- Written by Sílvia
"The Eichendorff cycle is certainly my most romantic and there is much of you in it." Robert Schumann wrote that to his fiancée Clara Wieck's in May 1840, just after writing in twenty days what would be published as Liederkreis, op. 39 (literally, "Circle of songs"). He had just begun to write Lieder and he would write much more that year 1840, but this cycle is still considered the most romantic by Schumann, even the reference when talking about a romantic song cycle.
For the first time, a cycle didn't tell a story, like An die ferne Geliebte, Die schöne Müllerin, Winterreise or even Schumann's Liederkreis, op. 24, with poems by Heinrich Heine, finished some weeks before. Nor did it have any unity regarding the poetic source: the poems came from different works. There are usually mentioned three novels that are supposed to include all the poems (like Wilhelm Meister's Apprenticeship includes the so well-known songs), but I've only been able to find some of them: In der Fremde, no. 1 belongs to Viel Larmen um nichts; Waldesgespräch, Die Stille, Wehmut and Zwielicht, to Ahnung und Gegenwart and Schöne Fremde, to Dichter und ihre Gesellen. I'm not sure that the rest of the poems are included in those works, but all of them were published in 1837 in the first of Eichendorff's poetry collection, that Schumann probably read.
So, what does it lead us to consider a cycle this twelve songs? Besides, of course, a musical structure that the composer should think accurately and, why not, the habit. What links all the lieder is, precisely, the romanticism mentioned by Schumann in his letter to Clara, the atmosphere that pervades the whole work. If we read the poems, we will see that most of them take place in the forest, often at night; loneliness, uprooting, loss, sadness, legends, threatening nature, pantheism... images that follow each other and create a purely romantic atmosphere; during the approximately thirty minutes that the cycle lasts, we feel ourselves part of a very specific time and landscape.
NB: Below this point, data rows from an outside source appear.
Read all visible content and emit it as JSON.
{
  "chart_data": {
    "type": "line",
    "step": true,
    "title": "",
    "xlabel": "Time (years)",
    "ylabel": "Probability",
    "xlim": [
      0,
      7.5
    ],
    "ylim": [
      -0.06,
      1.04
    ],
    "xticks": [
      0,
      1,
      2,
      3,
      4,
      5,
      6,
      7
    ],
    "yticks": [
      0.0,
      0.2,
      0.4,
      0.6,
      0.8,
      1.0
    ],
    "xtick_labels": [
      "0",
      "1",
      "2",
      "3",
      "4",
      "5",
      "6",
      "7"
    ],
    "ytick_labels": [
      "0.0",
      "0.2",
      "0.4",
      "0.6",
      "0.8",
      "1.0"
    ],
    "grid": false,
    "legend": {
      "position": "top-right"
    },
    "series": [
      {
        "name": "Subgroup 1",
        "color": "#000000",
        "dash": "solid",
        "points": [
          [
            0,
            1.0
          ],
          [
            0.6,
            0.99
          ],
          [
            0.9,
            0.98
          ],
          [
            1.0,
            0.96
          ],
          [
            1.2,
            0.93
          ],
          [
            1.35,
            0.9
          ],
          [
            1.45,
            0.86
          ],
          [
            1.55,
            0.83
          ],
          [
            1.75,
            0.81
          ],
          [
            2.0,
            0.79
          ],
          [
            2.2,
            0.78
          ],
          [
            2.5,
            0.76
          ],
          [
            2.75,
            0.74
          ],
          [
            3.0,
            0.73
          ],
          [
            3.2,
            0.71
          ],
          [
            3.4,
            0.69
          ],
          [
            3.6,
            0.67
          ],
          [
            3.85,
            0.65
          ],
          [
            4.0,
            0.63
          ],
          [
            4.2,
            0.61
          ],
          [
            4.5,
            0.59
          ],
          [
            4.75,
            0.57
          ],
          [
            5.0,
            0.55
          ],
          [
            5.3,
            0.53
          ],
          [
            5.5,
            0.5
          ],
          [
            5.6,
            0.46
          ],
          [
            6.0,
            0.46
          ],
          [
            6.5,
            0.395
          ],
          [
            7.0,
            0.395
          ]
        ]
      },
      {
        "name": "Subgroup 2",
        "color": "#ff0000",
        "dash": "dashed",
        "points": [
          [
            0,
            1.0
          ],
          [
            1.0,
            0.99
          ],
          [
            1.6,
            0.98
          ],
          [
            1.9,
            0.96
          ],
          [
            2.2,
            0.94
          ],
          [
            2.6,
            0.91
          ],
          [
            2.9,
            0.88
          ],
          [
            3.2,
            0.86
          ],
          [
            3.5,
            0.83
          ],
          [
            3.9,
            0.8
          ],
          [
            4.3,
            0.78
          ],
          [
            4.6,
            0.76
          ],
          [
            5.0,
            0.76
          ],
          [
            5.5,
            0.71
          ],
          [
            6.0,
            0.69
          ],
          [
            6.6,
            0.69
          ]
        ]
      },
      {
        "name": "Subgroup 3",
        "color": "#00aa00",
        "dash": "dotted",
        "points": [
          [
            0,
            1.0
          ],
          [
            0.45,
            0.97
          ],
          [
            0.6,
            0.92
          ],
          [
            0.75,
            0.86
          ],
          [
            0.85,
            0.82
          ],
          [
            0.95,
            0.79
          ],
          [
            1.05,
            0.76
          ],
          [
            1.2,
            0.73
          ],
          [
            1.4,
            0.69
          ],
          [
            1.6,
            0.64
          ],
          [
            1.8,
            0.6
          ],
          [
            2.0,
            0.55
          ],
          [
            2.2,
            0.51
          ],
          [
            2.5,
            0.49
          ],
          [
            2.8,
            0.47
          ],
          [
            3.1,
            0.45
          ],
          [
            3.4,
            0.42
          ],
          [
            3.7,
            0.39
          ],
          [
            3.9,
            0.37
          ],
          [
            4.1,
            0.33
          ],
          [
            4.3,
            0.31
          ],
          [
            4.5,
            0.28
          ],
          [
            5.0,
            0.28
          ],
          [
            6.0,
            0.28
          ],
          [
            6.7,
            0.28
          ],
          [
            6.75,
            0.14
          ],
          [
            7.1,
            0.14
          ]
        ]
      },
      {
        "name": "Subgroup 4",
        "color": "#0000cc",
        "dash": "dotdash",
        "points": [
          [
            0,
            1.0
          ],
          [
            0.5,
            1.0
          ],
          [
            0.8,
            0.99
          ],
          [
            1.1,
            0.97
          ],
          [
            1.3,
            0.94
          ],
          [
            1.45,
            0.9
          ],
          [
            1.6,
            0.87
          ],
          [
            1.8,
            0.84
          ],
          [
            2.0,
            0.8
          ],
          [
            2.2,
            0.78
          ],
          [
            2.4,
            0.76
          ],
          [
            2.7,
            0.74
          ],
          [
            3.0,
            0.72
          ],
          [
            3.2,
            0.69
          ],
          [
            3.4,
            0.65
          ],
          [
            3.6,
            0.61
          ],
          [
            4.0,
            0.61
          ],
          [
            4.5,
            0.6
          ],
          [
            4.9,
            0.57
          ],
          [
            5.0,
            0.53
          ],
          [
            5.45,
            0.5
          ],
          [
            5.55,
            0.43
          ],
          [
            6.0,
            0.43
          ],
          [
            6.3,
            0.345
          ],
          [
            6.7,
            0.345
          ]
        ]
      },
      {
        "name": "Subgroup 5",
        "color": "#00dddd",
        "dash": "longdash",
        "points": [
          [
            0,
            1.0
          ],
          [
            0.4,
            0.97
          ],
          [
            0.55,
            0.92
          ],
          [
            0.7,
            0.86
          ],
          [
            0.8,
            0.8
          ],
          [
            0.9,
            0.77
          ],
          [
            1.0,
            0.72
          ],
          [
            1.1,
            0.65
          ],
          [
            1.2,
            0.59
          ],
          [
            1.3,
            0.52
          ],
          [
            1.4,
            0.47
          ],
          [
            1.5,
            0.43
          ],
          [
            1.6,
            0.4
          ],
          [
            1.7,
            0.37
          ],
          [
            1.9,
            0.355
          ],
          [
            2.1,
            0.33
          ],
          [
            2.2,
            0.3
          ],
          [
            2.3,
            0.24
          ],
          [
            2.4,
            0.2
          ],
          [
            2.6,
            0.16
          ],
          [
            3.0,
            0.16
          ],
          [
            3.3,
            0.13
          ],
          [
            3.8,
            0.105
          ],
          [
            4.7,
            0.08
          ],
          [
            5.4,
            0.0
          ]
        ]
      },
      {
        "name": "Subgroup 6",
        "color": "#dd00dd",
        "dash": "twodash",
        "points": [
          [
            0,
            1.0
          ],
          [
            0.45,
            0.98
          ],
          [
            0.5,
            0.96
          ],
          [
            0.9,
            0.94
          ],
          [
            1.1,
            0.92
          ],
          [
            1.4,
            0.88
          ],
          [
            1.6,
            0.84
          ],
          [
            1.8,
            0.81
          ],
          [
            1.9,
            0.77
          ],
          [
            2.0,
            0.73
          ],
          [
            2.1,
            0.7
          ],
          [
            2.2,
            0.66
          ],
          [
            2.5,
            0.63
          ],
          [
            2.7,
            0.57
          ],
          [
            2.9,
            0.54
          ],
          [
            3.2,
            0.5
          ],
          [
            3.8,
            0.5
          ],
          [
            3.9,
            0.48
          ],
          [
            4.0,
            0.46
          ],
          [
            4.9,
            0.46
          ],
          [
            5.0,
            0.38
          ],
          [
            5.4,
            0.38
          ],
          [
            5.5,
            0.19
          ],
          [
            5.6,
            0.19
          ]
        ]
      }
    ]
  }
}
I think there is little doubt that this Schumann's cycle is a masterpiece and one of the most important in the repertoire but, surprisingly enough, I've hardly talked about it. We listened to four of its songs so far (Intermezzo, Waldesgespräch, Mondnacht, Auf einer Burg and Frühlingsnacht) but rereading the posts a few weeks ago I realised that I hadn't introduced it properly. There are still "beginner cycles" to be presented!
Today we're listening to Wolfgang Holzmair and Imogen Cooper performing In der Fremde, the first song of the cycle, that shouldn't be confused with In der Fremde, the ninth, or with any of the three In der Fremde that we find in Wolf's song collection; We're speaking of five different poems. When in doubt, we usually refer to the initial words; in this case, Aus der Heimat. In the first edition of the cycle, from 1842, our In der Fremde wasn't the first lied, but Der frohe Wandersmann, a piece composed by Schumann in June, a month after finishing the rest, where a wanderer lively begins his way (it has a similar nature to Das Wandern, the first Lied of Die schöne Müllerin. In the second and definitive edition of 1850, thas Lied was replaced by In der Fremde (in this case, we could translate the title to "Far from home"). Beyond their musical qualities when considering them as isolated pieces, is there some difference on the whole, depending on which song is the first one? In my opinion, yes; if you want to form an opinion you could listen to Der frohe Wilderman (published as Op. 77/1) and then to the Liederkreis, from Intermezzo on.
In der Fremde marks from the beginning the romantic atmosphere: the sense of not belonging, the threatening presence (real or symbolic) of a storm, death or a very usual concept at that time, the Waldeinsamkeit. This word isn't easy to translate, literally means "solitude in the woods", but the idea is easy to understand: have you ever been alone in the woods and felt at peace through communion with nature? Well, that's Waldeinsamkeit. This peace mentioned in the penultimate verse can't hide the certainty of being forgotten that closes the poem; we, the listeners, we'll decide if there is resignation, calmness, affliction or bitterness in those words. And whatever our perception, we will still have eleven more songs keep immersed in the imaginary of romanticism.
Aus der Heimat hinter den Blitzen rot
Da kommen die Wolken her,
Aber Vater und Mutter sind lange tot,
Es kennt mich dort keiner mehr.
Wie bald, ach wie bald kommt die stille Zeit,
Da ruhe ich auch, und über mir
Rauscht die schöne Waldeinsamkeit,
Und keiner kennt mich mehr hier.
From the direction of home, behind the red flashes of lightning
There come clouds,
But Father and Mother are long dead;
No one there knows me anymore.
How soon, ah, how soon will that quiet time come,
When I too shall rest, and over me
the beautiful forest's loneliness shall rustle,
And no one here shall know me anymore.